Considering the fact that the White House already gave an official response to this question, I don't see how they are under any obligation to answer a duplicate question. Even if the White House decided to respond to the duplicate question, was anyone expecting their answer to change in the slightest? After all, the definition of insanity is doing the same thing over again and expecting different results.
Nothing will come from all this horn-blowing about the petition. If either candidate were to openly come against the TSA, you can bet your ass their opponent will get a massive backing from the security industry which is supported by the TSA. Since neither Obama or Romney have the balls to challenge the TSA, the only answer is to vote third party and send the bastards a message that we are fed up with their shit. Once enough people become disenfranchised and stop voting for "the lesser of two evils" the political spectrum will shift over to accomodate these people, and their voices will be heard once again.

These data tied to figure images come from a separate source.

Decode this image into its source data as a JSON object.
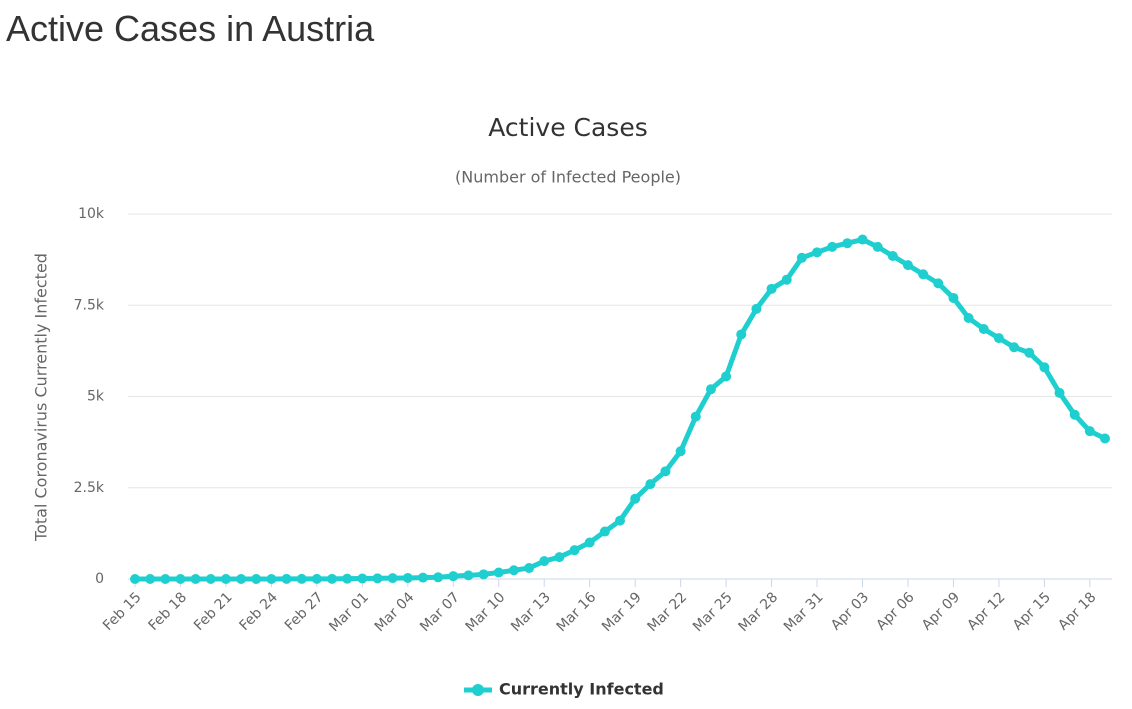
{
  "heading": "Active Cases in Austria",
  "chart_data": {
    "type": "line",
    "title": "Active Cases",
    "subtitle": "(Number of Infected People)",
    "y_label": "Total Coronavirus Currently Infected",
    "categories": [
      "Feb 15",
      null,
      null,
      "Feb 18",
      null,
      null,
      "Feb 21",
      null,
      null,
      "Feb 24",
      null,
      null,
      "Feb 27",
      null,
      null,
      "Mar 01",
      null,
      null,
      "Mar 04",
      null,
      null,
      "Mar 07",
      null,
      null,
      "Mar 10",
      null,
      null,
      "Mar 13",
      null,
      null,
      "Mar 16",
      null,
      null,
      "Mar 19",
      null,
      null,
      "Mar 22",
      null,
      null,
      "Mar 25",
      null,
      null,
      "Mar 28",
      null,
      null,
      "Mar 31",
      null,
      null,
      "Apr 03",
      null,
      null,
      "Apr 06",
      null,
      null,
      "Apr 09",
      null,
      null,
      "Apr 12",
      null,
      null,
      "Apr 15",
      null,
      null,
      "Apr 18",
      null
    ],
    "series": [
      {
        "name": "Currently Infected",
        "color": "#1fcfd0",
        "values": [
          0,
          0,
          0,
          0,
          0,
          0,
          0,
          0,
          0,
          0,
          2,
          2,
          3,
          3,
          9,
          14,
          18,
          24,
          29,
          37,
          47,
          78,
          100,
          128,
          178,
          240,
          300,
          490,
          600,
          790,
          1000,
          1300,
          1600,
          2200,
          2600,
          2950,
          3500,
          4450,
          5200,
          5550,
          6700,
          7400,
          7950,
          8200,
          8800,
          8950,
          9100,
          9200,
          9300,
          9100,
          8850,
          8600,
          8350,
          8100,
          7700,
          7150,
          6850,
          6600,
          6350,
          6200,
          5800,
          5100,
          4500,
          4050,
          3850
        ]
      }
    ],
    "ylim": [
      0,
      10000
    ],
    "yticks": [
      0,
      {
        "value": 2500,
        "label": "2.5k"
      },
      {
        "value": 5000,
        "label": "5k"
      },
      {
        "value": 7500,
        "label": "7.5k"
      },
      {
        "value": 10000,
        "label": "10k"
      }
    ],
    "grid": true,
    "legend": "bottom"
  }
}
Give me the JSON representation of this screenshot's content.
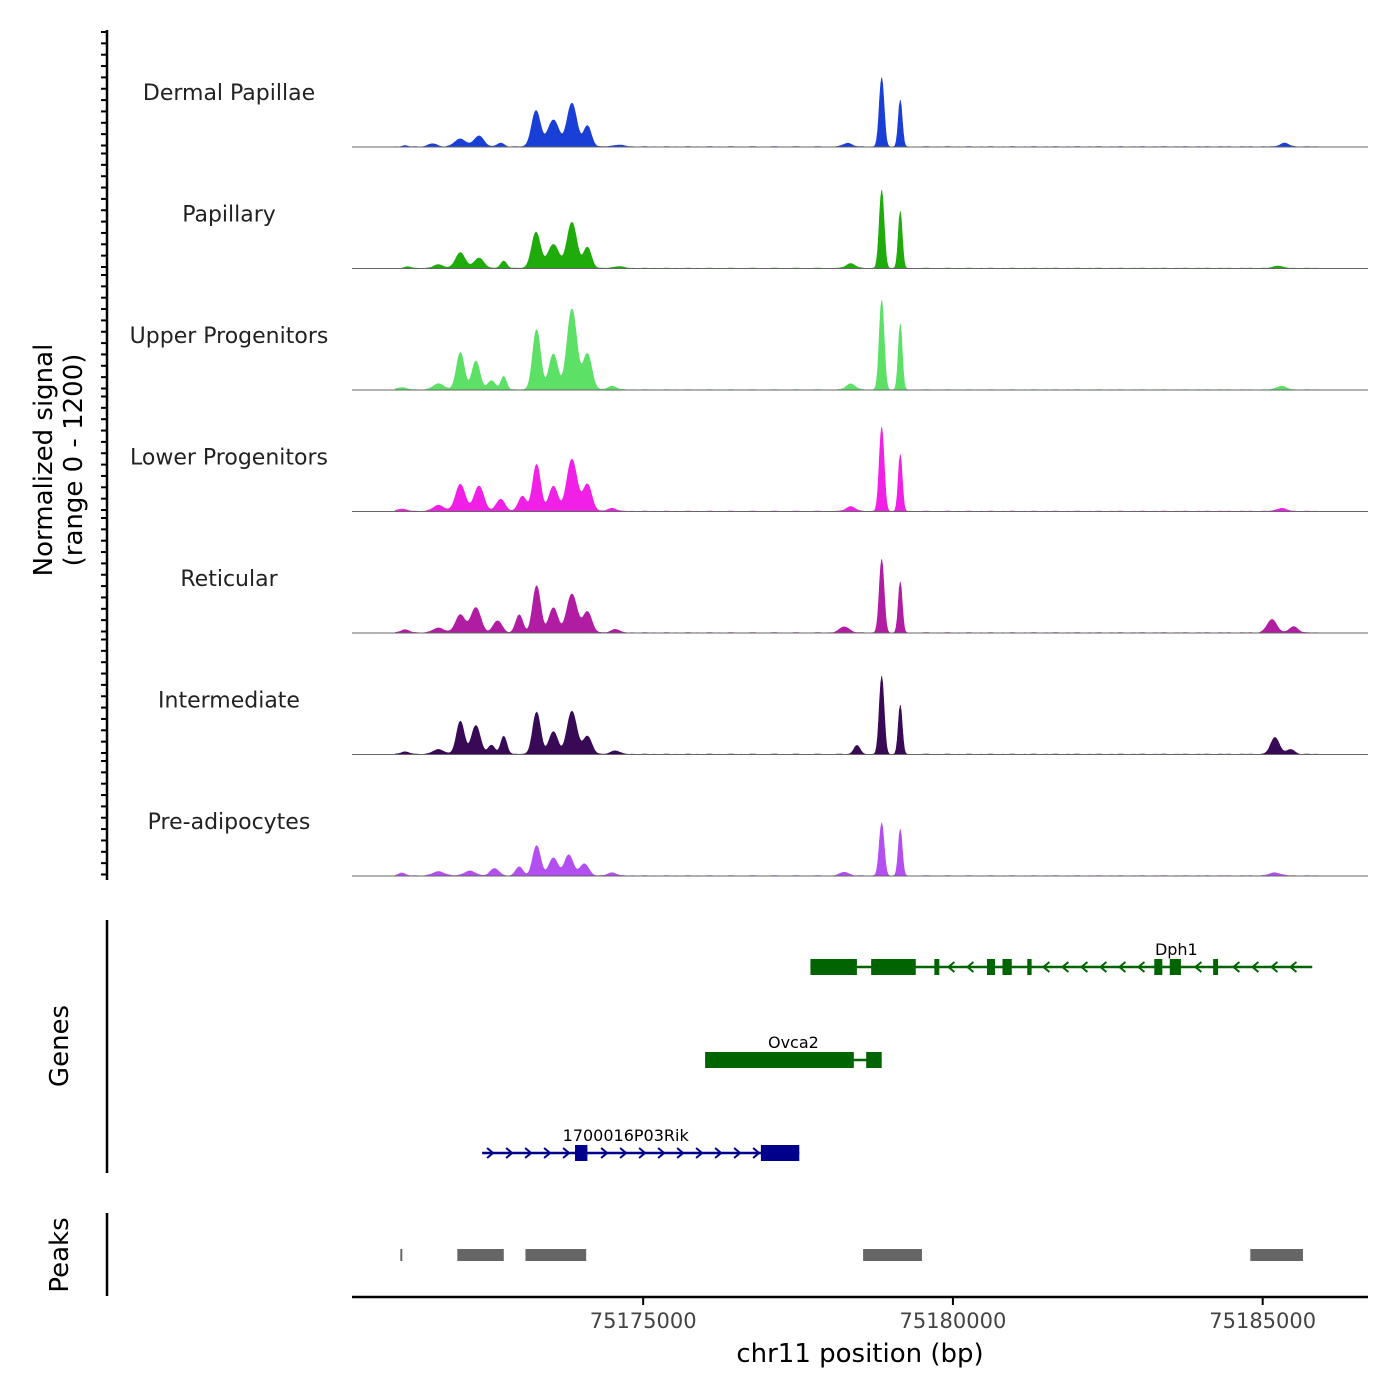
{
  "chart_data": {
    "type": "area",
    "title": "",
    "chromosome": "chr11",
    "xlabel": "chr11 position (bp)",
    "xlim": [
      75170300,
      75186700
    ],
    "x_ticks": [
      75175000,
      75180000,
      75185000
    ],
    "x_tick_labels": [
      "75175000",
      "75180000",
      "75185000"
    ],
    "ylabel_line1": "Normalized signal",
    "ylabel_line2": "(range 0 - 1200)",
    "ylim": [
      0,
      1200
    ],
    "genes_label": "Genes",
    "peaks_label": "Peaks",
    "tracks": [
      {
        "name": "Dermal Papillae",
        "color": "#1a3fd6",
        "peaks": [
          {
            "center": 75171150,
            "width": 120,
            "height": 20
          },
          {
            "center": 75171600,
            "width": 200,
            "height": 50
          },
          {
            "center": 75172050,
            "width": 260,
            "height": 130
          },
          {
            "center": 75172350,
            "width": 220,
            "height": 180
          },
          {
            "center": 75172700,
            "width": 160,
            "height": 60
          },
          {
            "center": 75173270,
            "width": 200,
            "height": 600
          },
          {
            "center": 75173550,
            "width": 250,
            "height": 450
          },
          {
            "center": 75173850,
            "width": 220,
            "height": 730
          },
          {
            "center": 75174100,
            "width": 180,
            "height": 350
          },
          {
            "center": 75174600,
            "width": 250,
            "height": 30
          },
          {
            "center": 75178300,
            "width": 200,
            "height": 60
          },
          {
            "center": 75178850,
            "width": 110,
            "height": 1150
          },
          {
            "center": 75179150,
            "width": 90,
            "height": 780
          },
          {
            "center": 75185350,
            "width": 200,
            "height": 60
          }
        ]
      },
      {
        "name": "Papillary",
        "color": "#1fab0c",
        "peaks": [
          {
            "center": 75171200,
            "width": 150,
            "height": 25
          },
          {
            "center": 75171700,
            "width": 220,
            "height": 60
          },
          {
            "center": 75172050,
            "width": 220,
            "height": 260
          },
          {
            "center": 75172350,
            "width": 220,
            "height": 170
          },
          {
            "center": 75172750,
            "width": 140,
            "height": 120
          },
          {
            "center": 75173270,
            "width": 200,
            "height": 600
          },
          {
            "center": 75173550,
            "width": 250,
            "height": 400
          },
          {
            "center": 75173850,
            "width": 220,
            "height": 770
          },
          {
            "center": 75174100,
            "width": 180,
            "height": 350
          },
          {
            "center": 75174600,
            "width": 220,
            "height": 30
          },
          {
            "center": 75178350,
            "width": 200,
            "height": 80
          },
          {
            "center": 75178850,
            "width": 110,
            "height": 1300
          },
          {
            "center": 75179150,
            "width": 90,
            "height": 950
          },
          {
            "center": 75185250,
            "width": 200,
            "height": 40
          }
        ]
      },
      {
        "name": "Upper Progenitors",
        "color": "#5ce066",
        "peaks": [
          {
            "center": 75171100,
            "width": 200,
            "height": 40
          },
          {
            "center": 75171700,
            "width": 250,
            "height": 100
          },
          {
            "center": 75172050,
            "width": 180,
            "height": 620
          },
          {
            "center": 75172300,
            "width": 180,
            "height": 480
          },
          {
            "center": 75172550,
            "width": 180,
            "height": 150
          },
          {
            "center": 75172750,
            "width": 130,
            "height": 220
          },
          {
            "center": 75173280,
            "width": 180,
            "height": 1000
          },
          {
            "center": 75173550,
            "width": 200,
            "height": 600
          },
          {
            "center": 75173850,
            "width": 220,
            "height": 1350
          },
          {
            "center": 75174100,
            "width": 200,
            "height": 600
          },
          {
            "center": 75174500,
            "width": 200,
            "height": 60
          },
          {
            "center": 75178350,
            "width": 200,
            "height": 100
          },
          {
            "center": 75178850,
            "width": 110,
            "height": 1500
          },
          {
            "center": 75179150,
            "width": 90,
            "height": 1100
          },
          {
            "center": 75185300,
            "width": 220,
            "height": 60
          }
        ]
      },
      {
        "name": "Lower Progenitors",
        "color": "#f020e6",
        "peaks": [
          {
            "center": 75171100,
            "width": 200,
            "height": 40
          },
          {
            "center": 75171700,
            "width": 250,
            "height": 100
          },
          {
            "center": 75172050,
            "width": 220,
            "height": 450
          },
          {
            "center": 75172350,
            "width": 220,
            "height": 420
          },
          {
            "center": 75172700,
            "width": 200,
            "height": 200
          },
          {
            "center": 75173050,
            "width": 180,
            "height": 250
          },
          {
            "center": 75173280,
            "width": 180,
            "height": 780
          },
          {
            "center": 75173550,
            "width": 200,
            "height": 420
          },
          {
            "center": 75173850,
            "width": 230,
            "height": 870
          },
          {
            "center": 75174100,
            "width": 200,
            "height": 450
          },
          {
            "center": 75174500,
            "width": 200,
            "height": 50
          },
          {
            "center": 75178350,
            "width": 200,
            "height": 80
          },
          {
            "center": 75178850,
            "width": 110,
            "height": 1400
          },
          {
            "center": 75179150,
            "width": 90,
            "height": 950
          },
          {
            "center": 75185300,
            "width": 220,
            "height": 50
          }
        ]
      },
      {
        "name": "Reticular",
        "color": "#b01ca2",
        "peaks": [
          {
            "center": 75171150,
            "width": 200,
            "height": 50
          },
          {
            "center": 75171700,
            "width": 250,
            "height": 80
          },
          {
            "center": 75172050,
            "width": 220,
            "height": 300
          },
          {
            "center": 75172300,
            "width": 220,
            "height": 420
          },
          {
            "center": 75172650,
            "width": 200,
            "height": 200
          },
          {
            "center": 75173000,
            "width": 160,
            "height": 300
          },
          {
            "center": 75173280,
            "width": 180,
            "height": 780
          },
          {
            "center": 75173550,
            "width": 200,
            "height": 420
          },
          {
            "center": 75173850,
            "width": 230,
            "height": 650
          },
          {
            "center": 75174100,
            "width": 200,
            "height": 350
          },
          {
            "center": 75174550,
            "width": 180,
            "height": 60
          },
          {
            "center": 75178250,
            "width": 220,
            "height": 100
          },
          {
            "center": 75178850,
            "width": 110,
            "height": 1220
          },
          {
            "center": 75179150,
            "width": 90,
            "height": 850
          },
          {
            "center": 75185150,
            "width": 220,
            "height": 220
          },
          {
            "center": 75185500,
            "width": 200,
            "height": 100
          }
        ]
      },
      {
        "name": "Intermediate",
        "color": "#380a56",
        "peaks": [
          {
            "center": 75171150,
            "width": 200,
            "height": 40
          },
          {
            "center": 75171700,
            "width": 250,
            "height": 80
          },
          {
            "center": 75172050,
            "width": 180,
            "height": 550
          },
          {
            "center": 75172300,
            "width": 200,
            "height": 480
          },
          {
            "center": 75172550,
            "width": 160,
            "height": 150
          },
          {
            "center": 75172750,
            "width": 140,
            "height": 300
          },
          {
            "center": 75173280,
            "width": 180,
            "height": 700
          },
          {
            "center": 75173550,
            "width": 200,
            "height": 380
          },
          {
            "center": 75173850,
            "width": 220,
            "height": 720
          },
          {
            "center": 75174100,
            "width": 200,
            "height": 300
          },
          {
            "center": 75174550,
            "width": 200,
            "height": 60
          },
          {
            "center": 75178450,
            "width": 140,
            "height": 150
          },
          {
            "center": 75178850,
            "width": 110,
            "height": 1300
          },
          {
            "center": 75179150,
            "width": 90,
            "height": 820
          },
          {
            "center": 75185200,
            "width": 200,
            "height": 280
          },
          {
            "center": 75185450,
            "width": 180,
            "height": 80
          }
        ]
      },
      {
        "name": "Pre-adipocytes",
        "color": "#b34ff0",
        "peaks": [
          {
            "center": 75171100,
            "width": 150,
            "height": 50
          },
          {
            "center": 75171700,
            "width": 260,
            "height": 70
          },
          {
            "center": 75172200,
            "width": 250,
            "height": 80
          },
          {
            "center": 75172600,
            "width": 200,
            "height": 120
          },
          {
            "center": 75173000,
            "width": 160,
            "height": 150
          },
          {
            "center": 75173280,
            "width": 180,
            "height": 500
          },
          {
            "center": 75173550,
            "width": 200,
            "height": 300
          },
          {
            "center": 75173800,
            "width": 200,
            "height": 350
          },
          {
            "center": 75174050,
            "width": 200,
            "height": 200
          },
          {
            "center": 75174500,
            "width": 200,
            "height": 50
          },
          {
            "center": 75178250,
            "width": 200,
            "height": 60
          },
          {
            "center": 75178850,
            "width": 110,
            "height": 880
          },
          {
            "center": 75179150,
            "width": 90,
            "height": 780
          },
          {
            "center": 75185200,
            "width": 250,
            "height": 50
          }
        ]
      }
    ],
    "genes": [
      {
        "name": "Dph1",
        "strand": "-",
        "color": "#006400",
        "start": 75177700,
        "end": 75185800,
        "exons": [
          [
            75177700,
            75178450
          ],
          [
            75178680,
            75179400
          ],
          [
            75179700,
            75179780
          ],
          [
            75180550,
            75180680
          ],
          [
            75180800,
            75180950
          ],
          [
            75181200,
            75181270
          ],
          [
            75183250,
            75183380
          ],
          [
            75183500,
            75183680
          ],
          [
            75184200,
            75184280
          ]
        ]
      },
      {
        "name": "Ovca2",
        "strand": "-",
        "color": "#006400",
        "start": 75176000,
        "end": 75178850,
        "exons": [
          [
            75176000,
            75178400
          ],
          [
            75178600,
            75178850
          ]
        ]
      },
      {
        "name": "1700016P03Rik",
        "strand": "+",
        "color": "#00008b",
        "start": 75172400,
        "end": 75177520,
        "exons": [
          [
            75173900,
            75174100
          ],
          [
            75176900,
            75177520
          ]
        ]
      }
    ],
    "peak_regions": [
      [
        75171080,
        75171110
      ],
      [
        75172000,
        75172750
      ],
      [
        75173100,
        75174080
      ],
      [
        75178550,
        75179500
      ],
      [
        75184800,
        75185650
      ]
    ]
  }
}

Might as well get used to it folks. The TSA is never going away. Already it has absorbed several other agencies along the way (coast guard, etc.). As Rham Emmanuel once famous said "never let a good crisis go to waste". The creation of TSA was a direct result of 9/11 and it's continued existence is playing upon people's fears of some vague "terrorist" threat somewhere in the distance. Remember in the airports they always used to announce that the threat alert was "orange"? Never yellow, never red. Always orange. If it was yellow people might question if we even need the TSA. It was never red because they never actually caught anyone doing anything that could justify setting it to that. So basically it was just a charade. Remember how the govt told us how they were going to replace those rent-a-cops that the airlines used to hire for security? Looks to me like the same drones that were there before. The only difference is that it costs more and the lines are longer. I don't feel one bit safer. Oh, and the screenings are more invasive and we have given up (or had taken away more accurately) more of our civil rights. If someone wanted to blow up a plane they could do it TODAY, with or without the TSA. I'm not suggesting that we don't need screening in airports I just don't want the government in charge of it.
The EPA can only enforce environmental laws within the US. They have no ability to enforce US environmental standards overseas, and no ability to prevent the importation of foreign-manufactured goods unless the goods THEMSELVES pose an environmental threat (such as banned pesticides).
While I completely agree with you in regards to outsourcing in order to skirt environmental regulations, the laws needed to prevent this would need to come from agencies other than the EPA. Starting with the commerce dept.